Crisp lines suck you into the present as they wrap around an ancient headland.

Today, a new swell has arrived and conditions are cleaning up.  Late afternoon, and thick pulsing lines wrapping around the headland are a delightful sight.  Unfortunately they’re accompanied by an influx of new arrivals.  Word spreads quickly around the camp: the Brown Brothers are here.  It’s a good omen.  If WA hellman Kerby Brown is prepared to chase a swell 1500km from his home in Denmark, it’s a sure sign of epic waves. 

The building swell is raw and messy.  In the water the crowd is orderly and respectful.  Everyone waits their turn and engages in friendly conversation.  Amongst longer-term visitors, the favoured topic of discussion is the recent run of terrible conditions we’ve endured.  We feel a sense of entitlement to this swell. We’ve earned it.  

Kerby paddles past the pack and ensconces himself at the top of the reef.  Night falls, and back on land and he stays in one of the six eco-safari tents.  They’re a luxurious feature, usually reserved for honeymooners and glampers; equipped with a kitchenette and camp shower.  A sheltered timber veranda has a panoramic vista of the wave.  To the anonymous visitor, they cost $90 a night.

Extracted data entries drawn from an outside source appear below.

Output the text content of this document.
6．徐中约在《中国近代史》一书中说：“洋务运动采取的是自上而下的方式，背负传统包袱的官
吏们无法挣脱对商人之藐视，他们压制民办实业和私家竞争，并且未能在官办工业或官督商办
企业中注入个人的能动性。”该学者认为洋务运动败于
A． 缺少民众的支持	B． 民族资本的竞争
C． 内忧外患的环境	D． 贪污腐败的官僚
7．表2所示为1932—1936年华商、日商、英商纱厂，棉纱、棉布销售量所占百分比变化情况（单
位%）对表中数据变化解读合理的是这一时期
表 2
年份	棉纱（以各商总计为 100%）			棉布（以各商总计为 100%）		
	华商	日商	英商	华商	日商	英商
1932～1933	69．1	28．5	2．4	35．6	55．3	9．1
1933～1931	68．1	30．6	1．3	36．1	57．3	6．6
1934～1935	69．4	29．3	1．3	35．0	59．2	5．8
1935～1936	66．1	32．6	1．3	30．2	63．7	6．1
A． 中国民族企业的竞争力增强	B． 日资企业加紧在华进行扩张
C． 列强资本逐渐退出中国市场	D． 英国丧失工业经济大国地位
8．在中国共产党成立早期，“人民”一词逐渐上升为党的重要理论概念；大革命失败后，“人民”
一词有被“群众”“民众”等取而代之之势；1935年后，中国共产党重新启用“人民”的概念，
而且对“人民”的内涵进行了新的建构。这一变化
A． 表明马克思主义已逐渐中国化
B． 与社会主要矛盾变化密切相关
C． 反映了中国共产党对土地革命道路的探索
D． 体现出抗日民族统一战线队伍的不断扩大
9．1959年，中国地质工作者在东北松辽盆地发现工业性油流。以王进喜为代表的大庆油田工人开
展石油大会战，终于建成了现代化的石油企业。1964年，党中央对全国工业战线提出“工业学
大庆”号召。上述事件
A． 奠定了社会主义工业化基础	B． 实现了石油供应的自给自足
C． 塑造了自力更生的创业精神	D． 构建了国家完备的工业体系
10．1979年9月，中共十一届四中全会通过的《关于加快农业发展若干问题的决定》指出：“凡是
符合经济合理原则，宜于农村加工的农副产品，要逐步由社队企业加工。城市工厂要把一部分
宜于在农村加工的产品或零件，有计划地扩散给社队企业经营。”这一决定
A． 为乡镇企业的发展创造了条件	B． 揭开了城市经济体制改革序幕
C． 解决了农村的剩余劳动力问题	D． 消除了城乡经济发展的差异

Kerby and Courtney are right at home at Red Bluff.  They’ve been coming here for years; and Courtney is engaged to Imogen Caldwell, one of the 13 kids who grew up here.  There are eight kids in Imogen’s family.  Her parents run a small store in the centre of  the camp, and the other caretaker family, the Durants, manage the camp. 

Visiting pros surf the wave exceptionally, but the general consensus around the camp is no-one surfs the wave better than Imogen’s older brother, Lachie.  Lachie toys with the wave.  This is his backyard, his playground.  On multiple occasions he pulls in switch foot, emerging from the tube in regular stance.  On one wave, he even sits down in the tube! 

The photographer's plight. Get the pic and then get out there!

For the average surfer, the wave is a tricky beast.  Understanding its nuances requires years of mastery.  It’s fast, hollow and highly technical.  Wave selection is critical.  The take-off is steep but relatively straightforward, and for the entire length of the reef the wave demands a fast and high line.  If you make one, it’s a wave you won’t forget in a hurry. 

Morning.  The coals in the fire pit are still white hot.  The rising sun casts a deep shadow over the towering folds of the Bluff.  I try to imagine the secrets it’s held for millennia; how many perfect, empty waves have wrapped around that ancient headland!  Still, aside from the $15 a night fee, little has changed out here since the Dreamtime.